Dedi Mulyadi, mantan Bupati Purwakarta yang kini menjadi Gubernur Jawa Barat, bukanlah nama asing di dunia politik Indonesia. Selain terkenal karena kebijakan lokalnya, ia juga populer di media sosial berkat gaya komunikasinya yang blak-blakan dan kerap viral. Namun, di balik popularitasnya, muncul pertanyaan: apakah konten-konten yang ia hasilkan benar-benar substansial atau sekadar jebakan komunikasi artifisial?
Dedi Mulyadi kerap dijuluki “Gubernur Konten” karena kemampuannya menciptakan narasi yang mudah viral. Beberapa contoh kontroversialnya antara lain:
- Pernyataan tentang “Anak Muda Harus Kaya” yang menuai pro-kontra.

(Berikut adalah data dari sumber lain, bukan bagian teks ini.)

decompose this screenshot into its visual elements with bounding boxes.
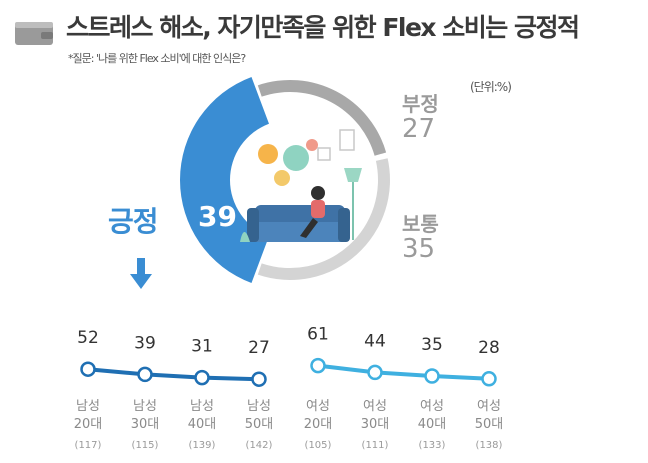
- data-label: 31: [191, 337, 213, 357]
- category-label: 50대: [245, 417, 274, 432]
- sample-count: (138): [476, 440, 503, 451]
- data-label: 28: [478, 338, 500, 358]
- category-label: 30대: [361, 417, 390, 432]
- data-label: 52: [77, 328, 99, 348]
- donut-slice-negative: [257, 80, 387, 156]
- line-point: [481, 371, 497, 387]
- negative-value: 27: [402, 114, 436, 144]
- category-label: 40대: [418, 417, 447, 432]
- line-charts: 52 남성 20대 (117) 39 남성 30대 (115) 31 남성 40대 (139) 27 남성…: [74, 325, 504, 451]
- negative-label: 부정: [402, 92, 439, 116]
- category-label: 50대: [475, 417, 504, 432]
- line-point: [424, 368, 440, 384]
- data-label: 44: [364, 331, 386, 351]
- sample-count: (133): [419, 440, 446, 451]
- header: 스트레스 해소, 자기만족을 위한 Flex 소비는 긍정적 *질문: '나를 …: [0, 0, 648, 65]
- living-room-illustration: [240, 129, 362, 242]
- page-title: 스트레스 해소, 자기만족을 위한 Flex 소비는 긍정적: [66, 13, 580, 42]
- line-point: [367, 364, 383, 381]
- category-label: 30대: [131, 417, 160, 432]
- female-series-line: [317, 363, 490, 381]
- data-label: 39: [134, 333, 156, 353]
- category-label: 남성: [190, 399, 214, 414]
- category-label: 20대: [304, 417, 333, 432]
- donut-chart: [179, 76, 390, 284]
- category-label: 여성: [477, 399, 501, 414]
- male-series-line: [87, 367, 260, 382]
- category-label: 20대: [74, 417, 103, 432]
- sample-count: (139): [189, 440, 216, 451]
- category-label: 여성: [363, 399, 387, 414]
- category-label: 남성: [76, 399, 100, 414]
- sample-count: (115): [132, 440, 159, 451]
- line-point: [137, 366, 153, 383]
- data-label: 61: [307, 325, 329, 345]
- arrow-down-icon: [130, 258, 152, 289]
- line-point: [310, 357, 326, 374]
- category-label: 여성: [420, 399, 444, 414]
- sample-count: (142): [246, 440, 273, 451]
- sample-count: (111): [362, 440, 389, 451]
- question-note: *질문: '나를 위한 Flex 소비'에 대한 인식은?: [68, 52, 246, 65]
- wallet-icon: [15, 22, 53, 45]
- category-label: 남성: [247, 399, 271, 414]
- positive-value: 39: [198, 200, 237, 233]
- sample-count: (105): [305, 440, 332, 451]
- neutral-value: 35: [402, 234, 436, 264]
- donut-slice-positive: [179, 76, 269, 284]
- category-label: 남성: [133, 399, 157, 414]
- unit-label: (단위:%): [470, 80, 512, 94]
- category-label: 40대: [188, 417, 217, 432]
- data-label: 27: [248, 338, 270, 358]
- positive-label: 긍정: [108, 205, 159, 238]
- line-point: [251, 371, 267, 387]
- line-point: [194, 369, 210, 386]
- line-point: [80, 361, 96, 377]
- data-label: 35: [421, 335, 443, 355]
- sample-count: (117): [75, 440, 102, 451]
- donut-slice-neutral: [257, 158, 390, 280]
- neutral-label: 보통: [402, 212, 439, 236]
- category-label: 여성: [306, 399, 330, 414]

- Gaya bicara sarkastik dan provokatif yang kerap menjadi bahan perbincangan.
- Konten-konten tiktok dan YouTube yang mengundang reaksi beragam.
Namun, apakah viralitas ini sejalan dengan kebijakan nyata atau hanya sekadar pencitraan?

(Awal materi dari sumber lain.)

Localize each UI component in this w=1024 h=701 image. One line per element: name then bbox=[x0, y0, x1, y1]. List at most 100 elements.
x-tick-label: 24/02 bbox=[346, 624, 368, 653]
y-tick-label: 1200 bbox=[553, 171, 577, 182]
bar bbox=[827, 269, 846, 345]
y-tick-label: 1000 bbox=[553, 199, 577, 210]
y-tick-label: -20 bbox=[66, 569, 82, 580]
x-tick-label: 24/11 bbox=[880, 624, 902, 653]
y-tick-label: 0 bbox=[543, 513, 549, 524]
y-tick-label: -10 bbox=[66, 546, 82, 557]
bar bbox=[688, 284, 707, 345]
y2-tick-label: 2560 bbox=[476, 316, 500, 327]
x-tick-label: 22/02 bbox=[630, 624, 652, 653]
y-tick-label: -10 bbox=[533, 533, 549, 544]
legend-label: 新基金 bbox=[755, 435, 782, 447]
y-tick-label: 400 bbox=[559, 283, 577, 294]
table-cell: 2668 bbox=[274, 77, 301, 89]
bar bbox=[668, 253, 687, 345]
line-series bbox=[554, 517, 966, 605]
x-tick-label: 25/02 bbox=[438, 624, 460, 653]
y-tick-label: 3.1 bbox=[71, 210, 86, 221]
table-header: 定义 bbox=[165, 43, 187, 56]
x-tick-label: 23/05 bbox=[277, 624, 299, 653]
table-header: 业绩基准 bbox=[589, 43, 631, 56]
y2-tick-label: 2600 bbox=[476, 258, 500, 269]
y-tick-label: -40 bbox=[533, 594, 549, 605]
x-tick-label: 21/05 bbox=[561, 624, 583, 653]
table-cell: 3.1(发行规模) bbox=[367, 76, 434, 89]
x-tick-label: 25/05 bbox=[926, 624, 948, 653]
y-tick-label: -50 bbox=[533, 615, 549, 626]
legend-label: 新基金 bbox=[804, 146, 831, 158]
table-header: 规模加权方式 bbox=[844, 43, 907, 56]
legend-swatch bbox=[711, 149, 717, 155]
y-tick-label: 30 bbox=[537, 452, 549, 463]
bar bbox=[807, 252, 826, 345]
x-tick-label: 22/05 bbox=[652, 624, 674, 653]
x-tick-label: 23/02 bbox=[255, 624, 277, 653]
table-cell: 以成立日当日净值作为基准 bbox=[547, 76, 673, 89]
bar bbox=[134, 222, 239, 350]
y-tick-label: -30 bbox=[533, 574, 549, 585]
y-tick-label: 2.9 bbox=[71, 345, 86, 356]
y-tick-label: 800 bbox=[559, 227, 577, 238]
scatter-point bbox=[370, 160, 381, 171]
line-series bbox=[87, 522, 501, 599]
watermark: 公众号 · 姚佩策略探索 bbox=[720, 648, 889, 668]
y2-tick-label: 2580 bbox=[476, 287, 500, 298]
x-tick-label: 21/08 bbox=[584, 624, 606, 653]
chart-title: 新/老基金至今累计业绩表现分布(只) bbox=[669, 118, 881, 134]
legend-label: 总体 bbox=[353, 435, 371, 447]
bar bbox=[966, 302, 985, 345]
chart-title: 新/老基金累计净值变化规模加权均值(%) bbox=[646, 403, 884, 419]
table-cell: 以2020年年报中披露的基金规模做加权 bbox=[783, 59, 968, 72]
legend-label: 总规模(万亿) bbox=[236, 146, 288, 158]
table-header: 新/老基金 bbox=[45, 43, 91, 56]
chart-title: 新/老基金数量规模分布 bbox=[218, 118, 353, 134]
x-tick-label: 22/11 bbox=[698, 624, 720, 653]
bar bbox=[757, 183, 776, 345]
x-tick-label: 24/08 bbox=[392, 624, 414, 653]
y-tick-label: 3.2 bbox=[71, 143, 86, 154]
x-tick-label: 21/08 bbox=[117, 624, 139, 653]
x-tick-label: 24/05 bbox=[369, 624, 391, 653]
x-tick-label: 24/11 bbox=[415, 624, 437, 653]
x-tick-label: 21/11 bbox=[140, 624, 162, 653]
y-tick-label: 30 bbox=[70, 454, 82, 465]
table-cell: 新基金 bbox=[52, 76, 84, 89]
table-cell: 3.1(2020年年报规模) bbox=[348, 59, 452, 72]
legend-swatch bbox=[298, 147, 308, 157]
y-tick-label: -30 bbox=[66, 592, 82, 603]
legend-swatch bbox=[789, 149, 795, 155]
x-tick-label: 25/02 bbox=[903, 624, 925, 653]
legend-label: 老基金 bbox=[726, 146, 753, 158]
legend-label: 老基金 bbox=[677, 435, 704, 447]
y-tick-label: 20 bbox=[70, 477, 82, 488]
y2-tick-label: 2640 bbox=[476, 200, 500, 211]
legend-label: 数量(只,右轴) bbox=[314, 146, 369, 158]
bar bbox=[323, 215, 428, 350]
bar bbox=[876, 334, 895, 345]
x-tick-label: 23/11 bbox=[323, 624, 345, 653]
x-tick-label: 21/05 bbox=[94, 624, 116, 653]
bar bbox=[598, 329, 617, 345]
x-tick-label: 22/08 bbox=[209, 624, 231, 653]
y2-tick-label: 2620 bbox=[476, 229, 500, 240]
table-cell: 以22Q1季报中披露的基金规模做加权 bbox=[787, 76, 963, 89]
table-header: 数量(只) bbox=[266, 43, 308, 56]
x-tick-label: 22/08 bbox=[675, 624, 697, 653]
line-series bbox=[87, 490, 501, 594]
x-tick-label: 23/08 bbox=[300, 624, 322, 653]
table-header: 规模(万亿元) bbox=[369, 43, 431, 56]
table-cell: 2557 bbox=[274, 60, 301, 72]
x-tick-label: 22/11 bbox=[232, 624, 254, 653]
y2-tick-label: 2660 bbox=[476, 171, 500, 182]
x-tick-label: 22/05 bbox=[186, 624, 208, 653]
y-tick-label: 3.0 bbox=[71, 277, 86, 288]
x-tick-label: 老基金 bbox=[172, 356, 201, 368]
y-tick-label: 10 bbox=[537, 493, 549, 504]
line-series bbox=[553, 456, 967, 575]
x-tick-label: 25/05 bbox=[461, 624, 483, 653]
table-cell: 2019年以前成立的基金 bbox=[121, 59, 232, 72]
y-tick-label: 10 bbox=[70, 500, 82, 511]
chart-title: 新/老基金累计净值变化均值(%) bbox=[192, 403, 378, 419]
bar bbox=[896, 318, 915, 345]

Komunikasi artifisial merujuk pada upaya membangun citra melalui narasi yang terancang untuk viral, tetapi minim aksi konkret. Beberapa indikatornya adalah:
- Prioritas Konten Dibanding Kebijakan – Apakah Dedi lebih fokus pada konten viral ketimbang program pembangunan?
- Provokasi sebagai Strategi – Banyak pernyataannya memancing emosi, tetapi apakah ikuti solusi?
- Efek Jangka Panjang – Viralitas bisa meningkatkan elektabilitas, tetapi apakah meningkatkan kesejahteraan masyarakat?
Respons Publik: Antara Dukungan dan Kritik
- Pendukung melihat Dedi sebagai figur yang “beda” dan dekat dengan anak muda.
- Kritikus menilai gaya komunikasinya terlalu spektakel dan kurang berorientasi pada solusi.
- Netral mempertanyakan apakah konten-kontennya benar-benar berdampak atau hanya pencitraan.